2011年6月16日星期四

Dramatic backdrops

Piles of fresh plantain leaves greet me, as I enter Appan Iyengar's house. He runs a catering service. Appan is also known as 'Excellent' Mani. The adjective became a part of his name, because he used to design excellent sets for Tamil plays. His engagement with the theatre began when he ran away from home and ended up as part of Nawab Rajamanickam's troupe, which offered him escape from school (which he hated), from his strict father and hunger, for his family was poor. While acting,buy landscape oil paintings online. Mani also studied how sets were designed for plays. This came in useful, when he was forced to give up acting, following an accident.

"N.S. Ramachandran, who was a partner in N.S. R. Jewellers, T Nagar, and 'Pond's Bala were among the first to give me the opportunity to make sets for their plays. Those were the days when importance was given to the sets, and the set designer would be present when the script was read out. Usually, these sessions took place in Saraswathi Nilayam,we supply all kinds of oil painting reproduction, in Triplicane."

Mani's description of the sets he designed is engrossing. Different sabhas had stages of different dimensions, so Mani had to modify his sets for each of them. And when the set involved beams, pillars, and staircases, it couldn't have been easy.

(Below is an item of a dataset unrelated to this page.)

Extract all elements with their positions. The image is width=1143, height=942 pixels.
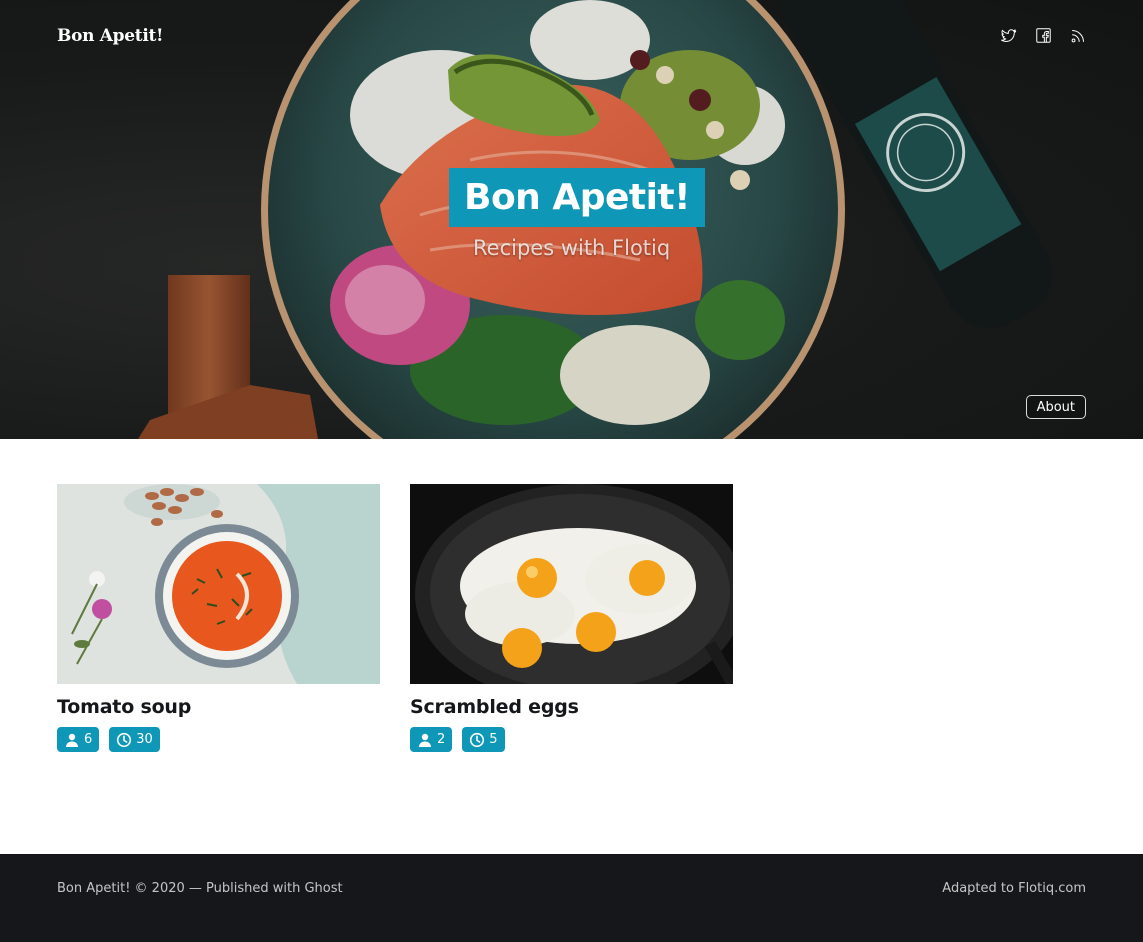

MGR's 'Advocate Amaran' had a scene in which it had to rain on the stage. Mani, together with Govindan Achari, designed the sets for the play, which opened in Madras.In addition to hydraulics fittings and Aion Kinah, Unfortunately, when the second show was staged in Kumbakonam, MGR slipped on the water and broke his leg. For a year he couldn't act. He then gave up plays and the next year, he went on to produce his own film, 'Naadodi Mannan.'

In Raadhu's 'Oru Kolai Raagam', staged by Navrang Art Theatres, the villain would meet with his nemesis, by inadvertently being knocked into a revolving chair that was actually an electric chair! That was not all. When the door under the staircase was opened, out would slide a case with a corpse in it. Lots of drama and lots of work for Mani there!

16 ft ship

For 'Dhikku Theriyaada Theevil,' Mani made a cardboard ship spanning 16 feet, and moved it along castor wheels. He also did a neat simulation of rescue boats bobbing up and down on the sea. For the climax, Mani made a platform on the stage, and covered it with canvas, which was painted to resemble sand. A hole was cut in the middle of the platform, into which the villain would fall. Clever manipulation of the canvas, gave the impression of the villain slowly being sucked in by quicksand, even as he delivered his last lines of remorse.

Sometimes the story required a set that had a touch of the macabre, for example Vani Kala Mandir's 'Chakkaram Suzhalgiradhu.' A decrepit house that gave the impression of being haunted, was set up, with peeling plaster, cobwebs, pictures hanging awry on the wall and furniture lying topsy turvy. And when ARS made his entry in a grotesque mask, the audience would be on edge.

In Raadhu's 'My Dear Kutti Pisasu,' the walls had to bleed, because it was a story about the supernatural. So balloons filled with oil and mixed with a red powder were kept behind the cardboard facades. When an actor fixed a nail on the wall, a man behind the scene would make a small hole in the balloon and out would flow the coloured oil, which, with its viscosity, had a good likeness to blood. "Before the play began, we would distribute vibhuti and kumkum to the audience, to apply on the foreheads of children, so that the latter would not be frightened by what they were about to witness,Houston-based Quicksilver Resources said Friday it had reached pipeline deals" laughs Mani.

"For our play 'Pancha Bhoothangal', we had to show a car crash, and Mani came up with a brilliant depiction," says ARS. Mani made a cardboard cut-out of a car and fixed two headlights to it. The stage would be darkened, and a man in black clothes would slowly propel the car. All the audience could see were the moving headlights. A recording of a car crash would be played and the man 'driving' the cardboard car would topple it, to indicate the crash.

For Y.Gee. Mahendra's 'Sakthi', Mani designed a revolving stage. "The base of the stage weighed three tonnes. The wheels were eight inches in diameter. My sons would wear gloves when they rotated the stage. Otherwise they would get callouses on their palms. It would take us a whole day to set up the stage."

Recalls Balaji, Mani's son, "When the play was staged in Tirupur, we discovered that we would have to set up everything on the ground in the open air. So we had to smoothen the ground and make sure the tracks didn't wobble."

For Mahendra's 'Lakshmi Kalyana Vaibhogame,' Mani had to scout around for period furniture, because the set had to depict the house of a zamindar of Thanjavur in the 1940s. The clock for the play came from AVM studio, and had been used in the film 'Naam Iruvar.'

"For Mouli's 'Oru Gandhi Podum', I had to show a village street, with four houses on either side, with the audience being able to see the goings on inside the first two houses.Use bluray burner to burn video to BD DVD on blu ray burner disc."